Yang-Ah Ham was born in 1968 in Seoul, Korea. After studies in Seoul, she moved to New York, where she received an M.A. from New York University in 1997. In her videos, she creates, with different materials such as videos and photos, fictions that metaphorically narrate and depict a certain aspect and face of our society. Themes like passing time and cycles are central subjects for her movies and her investigations. The boundaries between fiction and truth are blurred to construct a distance to reality that speaks or points out to difficult subject, even taboo. Ham has also begun focusing on the human’s nightly dreaming, as another natural cycle of nature. Her video functions like a mirror in which we can observe our society, the work parodies contemporary life like a theater of the absurd. Her video work has been included in exhibitions throughout Korea and abroad, including the National Museum of Contemporary Art, Seoul (2011), Gwangju Biennale (2010), Busan Biennale (2006), and the Asian American Art Center, New York. In 2013 Ham was nominated for Artist of the year by the National Museum of Modern and Contemporary Art (Seoul).
Exhibited: Tourism in Communism, 2005
Tourism in Communism was filmed in 2005, the same year Hyundai Asan announced that the one million South Korean had visited Geumgangsan, a North Korean tourist area considered sacred by many on both sides of the border. The South Korean company, Hyundai Asan, developed resorts there with permission from the North Korean government, and in 1998 began to lead tours to the only part of North Korea that South Korea’s general public could visit.
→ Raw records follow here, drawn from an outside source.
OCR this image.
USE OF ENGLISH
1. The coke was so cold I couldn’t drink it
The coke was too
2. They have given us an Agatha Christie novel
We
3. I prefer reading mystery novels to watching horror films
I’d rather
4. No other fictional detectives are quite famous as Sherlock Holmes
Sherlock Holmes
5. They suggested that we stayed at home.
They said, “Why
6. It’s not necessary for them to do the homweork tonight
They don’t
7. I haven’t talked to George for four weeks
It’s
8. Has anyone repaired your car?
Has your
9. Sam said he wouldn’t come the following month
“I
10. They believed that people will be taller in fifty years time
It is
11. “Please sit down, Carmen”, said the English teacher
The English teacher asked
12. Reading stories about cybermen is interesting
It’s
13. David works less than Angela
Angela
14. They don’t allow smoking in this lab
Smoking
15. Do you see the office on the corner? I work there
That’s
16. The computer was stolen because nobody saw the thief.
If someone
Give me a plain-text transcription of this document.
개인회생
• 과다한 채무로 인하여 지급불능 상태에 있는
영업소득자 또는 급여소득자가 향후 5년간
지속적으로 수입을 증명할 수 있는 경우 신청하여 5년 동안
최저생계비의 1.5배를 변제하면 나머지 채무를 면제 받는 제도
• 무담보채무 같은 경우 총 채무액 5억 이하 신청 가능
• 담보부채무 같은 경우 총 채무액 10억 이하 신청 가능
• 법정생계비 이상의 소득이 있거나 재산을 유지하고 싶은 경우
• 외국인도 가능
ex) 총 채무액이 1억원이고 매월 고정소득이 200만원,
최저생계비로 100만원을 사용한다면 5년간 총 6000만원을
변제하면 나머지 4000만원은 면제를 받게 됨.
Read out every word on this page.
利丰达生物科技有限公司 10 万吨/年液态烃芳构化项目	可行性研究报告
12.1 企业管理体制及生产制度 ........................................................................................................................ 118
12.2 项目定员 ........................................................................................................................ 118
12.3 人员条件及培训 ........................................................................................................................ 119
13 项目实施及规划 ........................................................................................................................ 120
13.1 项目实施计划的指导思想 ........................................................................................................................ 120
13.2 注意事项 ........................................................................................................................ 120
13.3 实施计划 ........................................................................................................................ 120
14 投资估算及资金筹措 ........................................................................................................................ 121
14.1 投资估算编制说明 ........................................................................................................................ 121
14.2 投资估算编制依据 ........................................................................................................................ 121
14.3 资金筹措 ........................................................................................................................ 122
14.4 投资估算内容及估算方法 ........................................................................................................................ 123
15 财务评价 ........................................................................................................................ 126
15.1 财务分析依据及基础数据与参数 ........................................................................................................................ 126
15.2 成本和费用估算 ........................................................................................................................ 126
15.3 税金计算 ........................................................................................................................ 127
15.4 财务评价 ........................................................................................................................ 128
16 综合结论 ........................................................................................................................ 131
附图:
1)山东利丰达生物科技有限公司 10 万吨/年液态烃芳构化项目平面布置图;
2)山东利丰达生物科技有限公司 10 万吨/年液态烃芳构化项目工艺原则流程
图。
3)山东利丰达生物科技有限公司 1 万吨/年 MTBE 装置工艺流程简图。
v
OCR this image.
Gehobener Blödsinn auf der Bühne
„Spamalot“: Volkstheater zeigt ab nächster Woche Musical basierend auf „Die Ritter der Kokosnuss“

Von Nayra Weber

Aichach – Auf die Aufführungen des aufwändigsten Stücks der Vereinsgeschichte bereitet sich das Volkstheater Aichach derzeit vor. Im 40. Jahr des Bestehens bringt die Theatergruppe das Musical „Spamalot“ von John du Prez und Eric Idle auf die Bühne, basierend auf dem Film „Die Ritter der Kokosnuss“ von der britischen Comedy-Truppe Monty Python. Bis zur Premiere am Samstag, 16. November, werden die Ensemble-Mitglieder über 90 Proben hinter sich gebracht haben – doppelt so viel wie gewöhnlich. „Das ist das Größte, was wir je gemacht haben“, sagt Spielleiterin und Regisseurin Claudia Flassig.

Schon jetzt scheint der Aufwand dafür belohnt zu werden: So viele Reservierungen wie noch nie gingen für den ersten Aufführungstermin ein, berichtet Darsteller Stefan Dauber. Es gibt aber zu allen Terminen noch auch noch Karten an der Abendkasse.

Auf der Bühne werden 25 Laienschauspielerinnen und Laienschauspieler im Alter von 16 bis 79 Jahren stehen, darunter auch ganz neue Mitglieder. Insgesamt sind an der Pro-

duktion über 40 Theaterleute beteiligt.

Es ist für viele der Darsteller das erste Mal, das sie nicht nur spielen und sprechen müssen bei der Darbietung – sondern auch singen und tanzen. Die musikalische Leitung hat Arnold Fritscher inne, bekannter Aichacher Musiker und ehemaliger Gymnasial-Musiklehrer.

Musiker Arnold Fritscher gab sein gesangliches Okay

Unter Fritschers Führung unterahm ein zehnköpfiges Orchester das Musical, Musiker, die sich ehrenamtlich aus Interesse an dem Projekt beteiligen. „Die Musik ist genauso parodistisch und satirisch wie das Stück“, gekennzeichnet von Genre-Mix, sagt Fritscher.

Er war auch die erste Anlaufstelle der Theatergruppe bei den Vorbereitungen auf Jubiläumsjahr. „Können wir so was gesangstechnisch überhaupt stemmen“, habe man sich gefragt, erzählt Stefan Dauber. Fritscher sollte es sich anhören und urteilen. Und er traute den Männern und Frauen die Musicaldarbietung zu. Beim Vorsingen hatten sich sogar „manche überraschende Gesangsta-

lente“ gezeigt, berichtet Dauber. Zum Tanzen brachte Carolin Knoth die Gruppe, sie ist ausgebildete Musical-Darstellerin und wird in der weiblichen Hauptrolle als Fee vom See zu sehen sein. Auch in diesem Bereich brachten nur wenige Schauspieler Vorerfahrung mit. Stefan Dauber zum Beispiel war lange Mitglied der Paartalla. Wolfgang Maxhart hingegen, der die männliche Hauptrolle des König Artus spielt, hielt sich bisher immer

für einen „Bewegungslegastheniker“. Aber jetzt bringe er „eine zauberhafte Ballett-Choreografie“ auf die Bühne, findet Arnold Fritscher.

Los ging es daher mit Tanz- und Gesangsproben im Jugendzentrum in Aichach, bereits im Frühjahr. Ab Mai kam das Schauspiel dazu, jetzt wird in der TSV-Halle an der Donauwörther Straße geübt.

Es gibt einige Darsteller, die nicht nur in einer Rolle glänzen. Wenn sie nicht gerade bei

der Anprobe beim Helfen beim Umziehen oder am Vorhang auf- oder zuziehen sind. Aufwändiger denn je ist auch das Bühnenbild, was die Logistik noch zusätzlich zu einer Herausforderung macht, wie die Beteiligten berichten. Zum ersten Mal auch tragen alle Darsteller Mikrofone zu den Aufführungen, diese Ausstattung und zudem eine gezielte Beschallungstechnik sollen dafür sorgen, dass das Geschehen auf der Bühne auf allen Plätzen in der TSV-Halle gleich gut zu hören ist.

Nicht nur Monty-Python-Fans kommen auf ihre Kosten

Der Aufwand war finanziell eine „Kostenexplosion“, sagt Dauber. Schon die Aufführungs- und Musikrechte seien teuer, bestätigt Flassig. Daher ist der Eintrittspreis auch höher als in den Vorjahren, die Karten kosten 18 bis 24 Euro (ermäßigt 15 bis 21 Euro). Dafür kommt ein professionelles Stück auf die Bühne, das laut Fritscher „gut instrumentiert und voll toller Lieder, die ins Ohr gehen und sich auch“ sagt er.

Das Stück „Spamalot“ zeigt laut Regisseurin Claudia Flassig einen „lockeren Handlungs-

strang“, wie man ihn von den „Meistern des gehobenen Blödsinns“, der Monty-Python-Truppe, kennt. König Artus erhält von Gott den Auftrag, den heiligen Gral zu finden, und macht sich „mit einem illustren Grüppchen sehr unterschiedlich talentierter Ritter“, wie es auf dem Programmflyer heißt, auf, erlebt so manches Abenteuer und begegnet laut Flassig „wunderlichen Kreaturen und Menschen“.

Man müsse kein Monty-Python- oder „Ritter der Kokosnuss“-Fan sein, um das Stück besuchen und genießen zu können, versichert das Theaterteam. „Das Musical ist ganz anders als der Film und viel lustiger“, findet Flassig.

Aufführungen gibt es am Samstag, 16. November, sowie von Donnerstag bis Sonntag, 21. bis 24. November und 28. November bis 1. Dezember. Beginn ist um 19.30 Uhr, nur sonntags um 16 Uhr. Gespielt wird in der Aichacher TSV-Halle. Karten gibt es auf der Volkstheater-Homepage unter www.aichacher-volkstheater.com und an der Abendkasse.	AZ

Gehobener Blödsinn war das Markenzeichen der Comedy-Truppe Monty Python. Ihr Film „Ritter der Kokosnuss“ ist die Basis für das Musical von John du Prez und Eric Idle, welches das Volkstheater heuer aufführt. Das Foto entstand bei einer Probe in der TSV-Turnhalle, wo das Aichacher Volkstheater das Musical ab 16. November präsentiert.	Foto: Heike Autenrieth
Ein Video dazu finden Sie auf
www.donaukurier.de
A gaudily decorated horse-drawn carriage with an enthusiastic, even exuberant, driver makes for a pleasant and amusing trip. However, the night landscape and propagandistic slogans posted along the way foreshadow actual events that were yet to come.
In 2008, a 53-year-old woman tourist, Park Wang-ja, was shot and killed by the North Korean military when she strayed into off-limit territory, and South Korea suspended all future tours. In 2010, the North Korean government seized five properties owned by South Korea, claiming it was compensation for lost revenue, and opened the area up to North Korean tour companies. Recently North Korea signed a memorandum of understanding with an American company to lead tours there as well. This film reflects a more hopeful time.